In Maryland, U.S. District Judge Stephanie Gallagher cited the federal Administrative Procedure Act in her opinion, ruling that government agencies must adhere to certain requirements, including giving the public a chance to comment before making new policies. Judge Gallagher found that the Department of Education had skipped those required steps entirely. She ruled that the directives were not reminders about existing law, instead representing “a sea change in how the Department of Education regulates educational practices and classroom conduct.”
A final ruling
When Judge Gallagher issued her final ruling in August 2025, she went beyond the procedural violations, finding that the directives also violated the First Amendment by “declaring broad categories of classroom speech discriminatory” and making “credible and specific threats of enforcement relating to classroom speech.” Her ruling asserted that the government caused “millions of educators to reasonably fear that their lawful, and even beneficial, speech might cause them or their schools to be punished.”
Rejecting the DOE’s argument that the 2023 U.S. Supreme Court admissions case—SFFA v. Harvard—found that all racially conscious education programs were illegal, Judge Gallagher wrote that the Supreme Court’s ruling “certainly does not proscribe any particular classroom speech, or relate at all to curricular choices. Nor does Title VI.”
Judge Gallagher concluded, “The government cannot proclaim entire categories of classroom content discriminatory to side-step the bounds of its statutory authority.”
In October 2025, the Trump administration appealed Judge Gallagher’s ruling to the U.S. Court of Appeals for the Fourth Circuit.

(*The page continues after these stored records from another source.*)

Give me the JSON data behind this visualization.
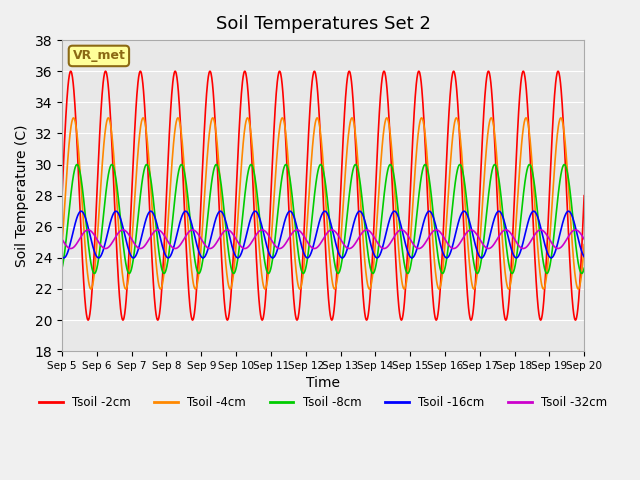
{
  "title": "Soil Temperatures Set 2",
  "xlabel": "Time",
  "ylabel": "Soil Temperature (C)",
  "ylim": [
    18,
    38
  ],
  "yticks": [
    18,
    20,
    22,
    24,
    26,
    28,
    30,
    32,
    34,
    36,
    38
  ],
  "x_start_day": 5,
  "x_end_day": 20,
  "background_color": "#e8e8e8",
  "fig_background": "#f0f0f0",
  "annotation_text": "VR_met",
  "annotation_bg": "#ffff99",
  "annotation_border": "#8b6914",
  "series": [
    {
      "name": "Tsoil -2cm",
      "color": "#ff0000",
      "amplitude": 8.0,
      "mean": 28.0,
      "phase_shift": 0.0,
      "period": 1.0
    },
    {
      "name": "Tsoil -4cm",
      "color": "#ff8800",
      "amplitude": 5.5,
      "mean": 27.5,
      "phase_shift": 0.08,
      "period": 1.0
    },
    {
      "name": "Tsoil -8cm",
      "color": "#00cc00",
      "amplitude": 3.5,
      "mean": 26.5,
      "phase_shift": 0.18,
      "period": 1.0
    },
    {
      "name": "Tsoil -16cm",
      "color": "#0000ff",
      "amplitude": 1.5,
      "mean": 25.5,
      "phase_shift": 0.3,
      "period": 1.0
    },
    {
      "name": "Tsoil -32cm",
      "color": "#cc00cc",
      "amplitude": 0.6,
      "mean": 25.2,
      "phase_shift": 0.5,
      "period": 1.0
    }
  ],
  "xtick_labels": [
    "Sep 5",
    "Sep 6",
    "Sep 7",
    "Sep 8",
    "Sep 9",
    "Sep 10",
    "Sep 11",
    "Sep 12",
    "Sep 13",
    "Sep 14",
    "Sep 15",
    "Sep 16",
    "Sep 17",
    "Sep 18",
    "Sep 19",
    "Sep 20"
  ],
  "xtick_positions": [
    5,
    6,
    7,
    8,
    9,
    10,
    11,
    12,
    13,
    14,
    15,
    16,
    17,
    18,
    19,
    20
  ]
}
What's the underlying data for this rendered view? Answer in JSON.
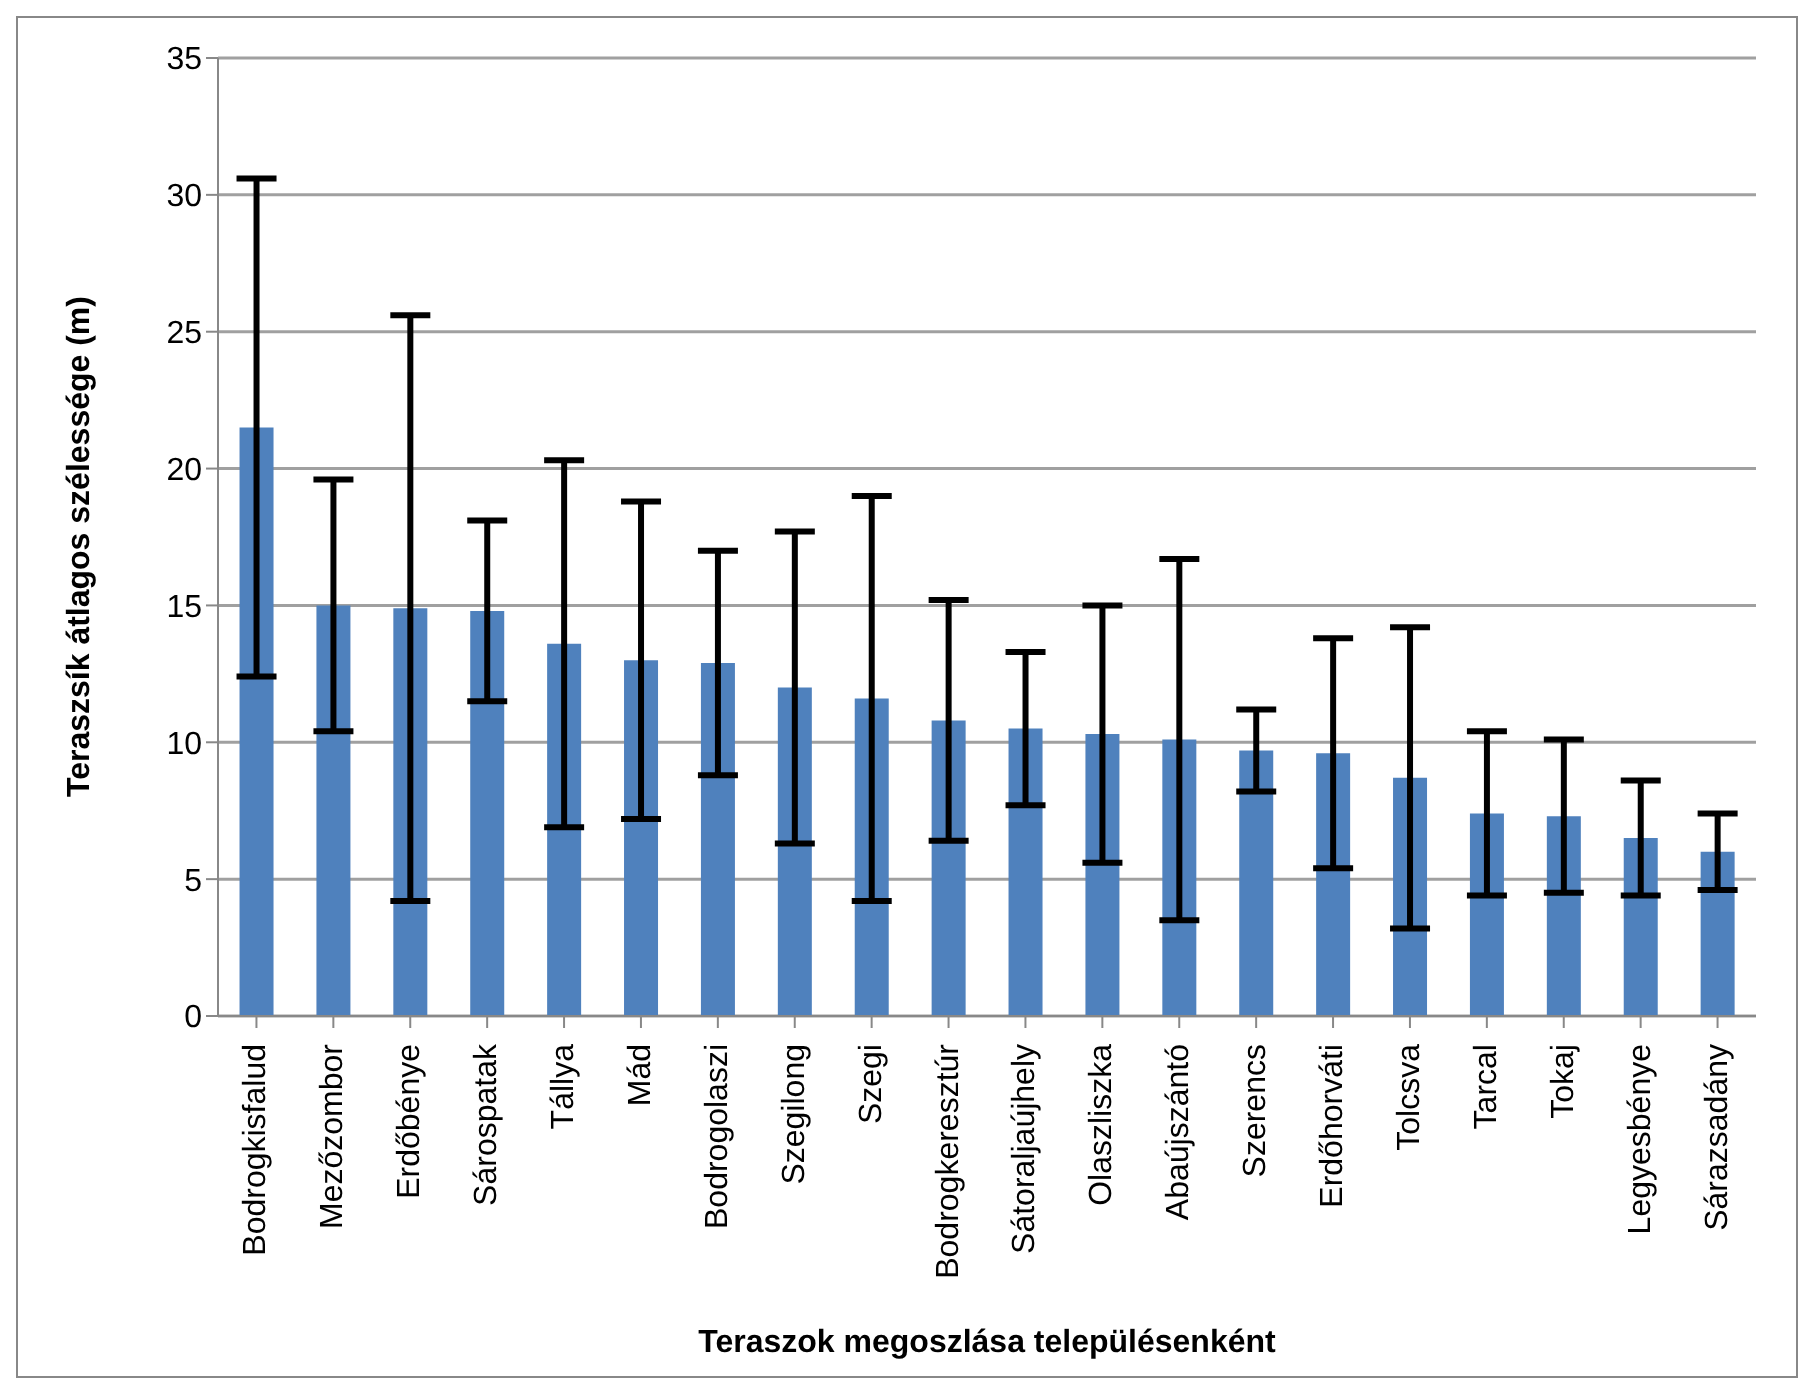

However, in January 2026, the administration formally dropped the appeal, which means Judge Gallagher’s ruling stands and the Dear Colleague letter, as well as the certification requirement are void and unenforceable nationwide.
Future of DEI
Although the DOE’s ban on DEI programs was halted, many schools and universities preemptively reduced or eliminated their diversity programs. That included canceling mentoring initiatives, removing language on their websites about equity, and letting go of staff who ran inclusion programs.
“The administration used bullying tactics to put pressure on institutions to withdraw from diversity, equity, and inclusion programs even in the absence of legal liability,” Professor Glasgow says. “The goal was to scare people into thinking that more DEI activities are unlawful than is actually the case.”
In an interview with The Guardian, Kenji Yoshino, the co-author of Professor Glasgow’s book who is also a professor at NYU School of Law, said, “A lot of Americans have been kind of deceived into believing that what DEI stands for is a version of race-based affirmative action. But that is only part of DEI, and there are many forms of diversity, equity and inclusion that are completely consistent with the leveling approach, which removes bias from the system, as opposed to the lifting approach, which creates that targeted ramp up to a playing field.”
In the same Guardian interview, Professor Glasgow made the case for DEI as a necessity, pointing out that the U.S. is getting more and more diverse.
“It’s really hard to imagine that your workplace, your organization or your community could achieve any of its missions if it wasn’t able to teach its people to work across differences,” Professor Glasgow said. “That means the skills of diversity and inclusion are here to stay.”
Discussion Questions
- What do you think of the Department of Education’s attempt to ban DEI initiatives in schools?
- Do you agree or disagree with the reasoning of the rulings issued against the Department of Education? Explain your answer.
- Glasgow says that diversity and inclusion are here to stay. Do you agree or disagree with reasons he gives? Explain your answer.
Glossary Words
appeal—a request that a higher court review the decision of a lower court.
nebulous—unclear, vague or ill-defined.
statutory—based on legislative enactment.